# Calculation of Cpk

Discussion in 'SPC - Statistical Process Control' started by DennisK, Jun 29, 2018.

Dear all,

One of our customers requires SPC. As we do not have any experience with this subject I'm currently reading a lot about it and experimenting in Excel.
In our production process we perform measurements to release batches, this is done at the end of the process. I have gathered some data to experiment with calculating Cpk and Ppk.

For a certain product I have data from three different days, total 36 values. For the calculation of Ppk I take the standard deviation of the whole dataset (36 samples).
However the standard deviation (sigma estimator) for the Cpk is calculated by R-bar/d2. d2 is a constant which can be found in a table, and this is where I run into confusion. Let's say day 1 I've measured 9 samples, so subgroup sample size is 9, according to the table d2 is 2.970. Second day I've also measured 9 samples, d2 is 2.970. However on the third day I've measured 18 samples, so d2 becomes 3.640.

How can I calculate the Cpk now? Do I have to calculate Cpk for every single batch/day? So day one I calculate Cpk for the 9 samples, same for day two. And for day three I calculate Cpk using d2 for 18 samples?

I have included the dataset in Excel in the attachment.

Dennis

Hi Dennis:
We have some ace statisticians here. Someone will be along shortly to help...

SPC isn't really done "after the fact", as it involves controlling the process by monitoring measurements as the process runs. Sound more like you are doing a six sigma project than SPC per se.
I suppose you could "control" the next batch by the previous batches measurements, but it seems that may miss some of the variables, inherent and otherwise, in the process. Will be an interesting thread to follow.

That is exactly my point. Our organization is not ready yet to perform SPC during the production process, although it is required by our customer. So for now I'm trying to do some kind of SPC afterwards, also to get familiar with SPC, but then the questions mentioned in my starting post occur...

I suppose it depends on your process. Are there any changes from day to day, such as new material? If so, you may want to calculate daily. You just need to calculate some numbers and see what makes the most sense. Good luck.

Do you have process parameter(s) to influence product characteristics, used for capability analysis?

Prior to production the 'tool setter' performs the setup of parameters. When everything is set correct, the only thing the operator needs to do is push the buttons. During the process he is not supposed to change parameters, only when dimensions are not met during inspection.

1st (and most important) comment: A capability study IS NOT SPC.

A capability study is a prediction if a process that you have not had much experience with, a new process, may in fact be able to be controlled statistically.
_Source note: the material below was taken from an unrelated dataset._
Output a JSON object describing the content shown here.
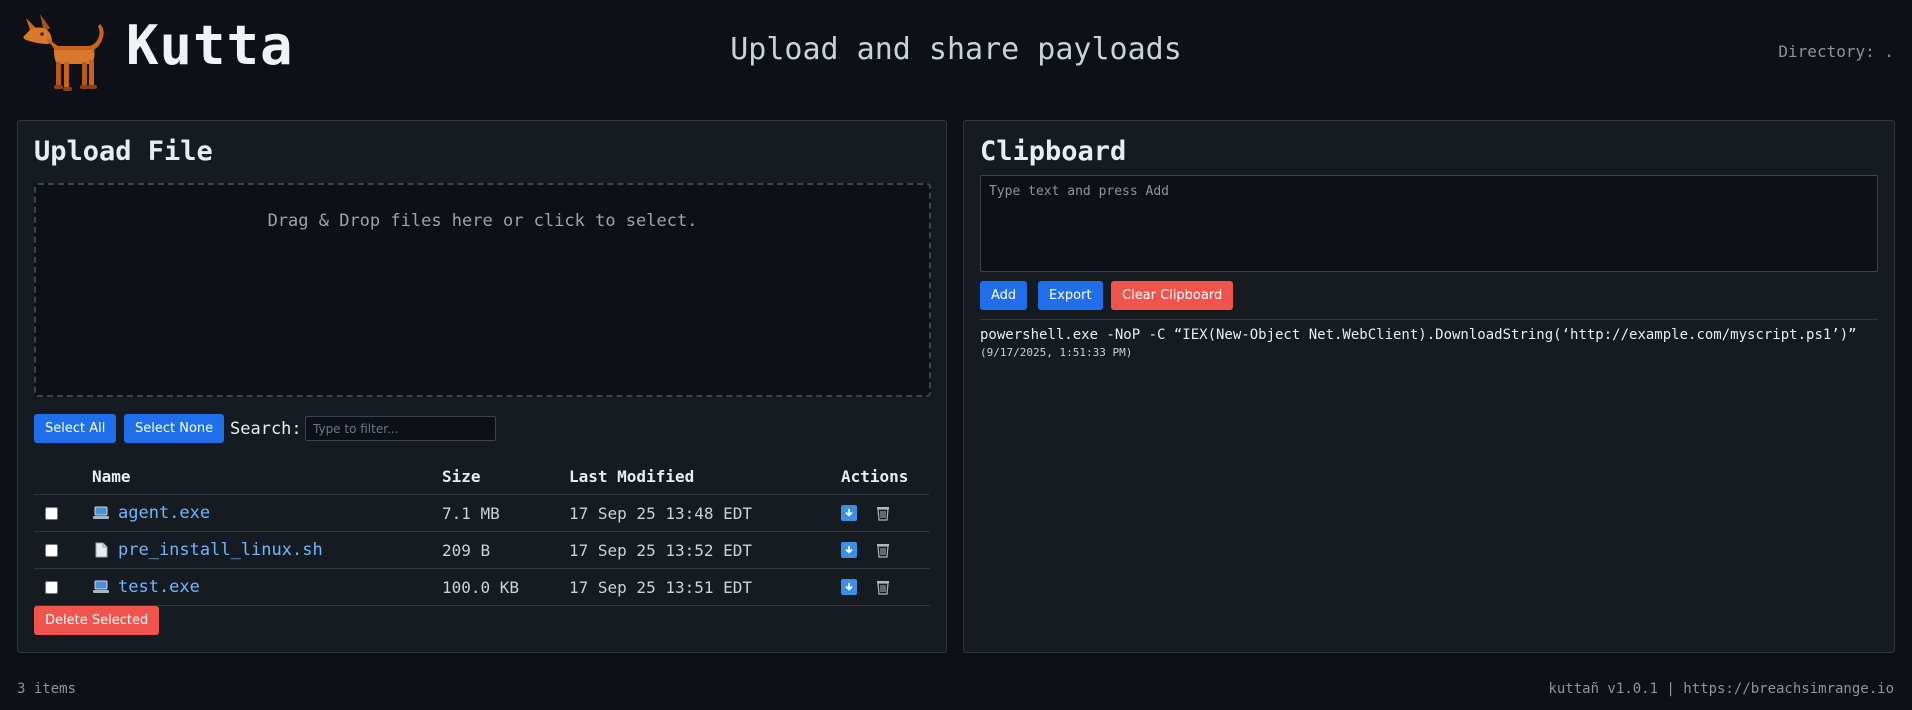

In other words, given a very (relative) short run initially, can we infer the process will in fact be capable long term? It does a fair job at this, there are those who totally dislike them and they have good reasons.

SPC usually involve control charts of some sort (xbar R, xbar s, p charts, etc). This is a different thing. It uses statistics to set up a guard band (the control limits) to give you advance warning a process is heading towards making bad parts BEFORE it starts actually making them. You could just pluck guard bands out of the air. Reduce your tolerance by say 80%. The problem with this simplified approach is - you may not have optimized guard bands. Remember, the goal is to know to adjust the process BEFORE you make bad parts. Scrap is expensive as is lost machine time.

I do not know why people utter the words "Are you using SPC? Then what's your capability?" (or some form of this). But they do.

For your Pp and Ppk, you have it right. Simply use the Excel STDDEV.S function (not the STDDEV.P function) to get your sigma. For Cp and Cpk, you typically want sigma "hat", which is an estimator of sigma. Key point: There are BUNCHES of spreadsheets out there that just use the same sigma for both. But ... sigma "hat" is what is called the pooled standard deviation. Instead of looking at the standard deviation of the whole data set (like the Excel function does), you are looking at the standard deviations of the subgroups and then averaging these together. Think Pp and Ppk being based on the noise of the whole group, wherease Cp and Cpk are based on the within group noise. Thus ... a process that is consistent part to part, but drifts over a shift (for say, grinder wear) will have a really good Cp/Cpk (within group variation is small) but a less good Pp and Ppk (over the shift the mean is shifting, which appears as more variation overall).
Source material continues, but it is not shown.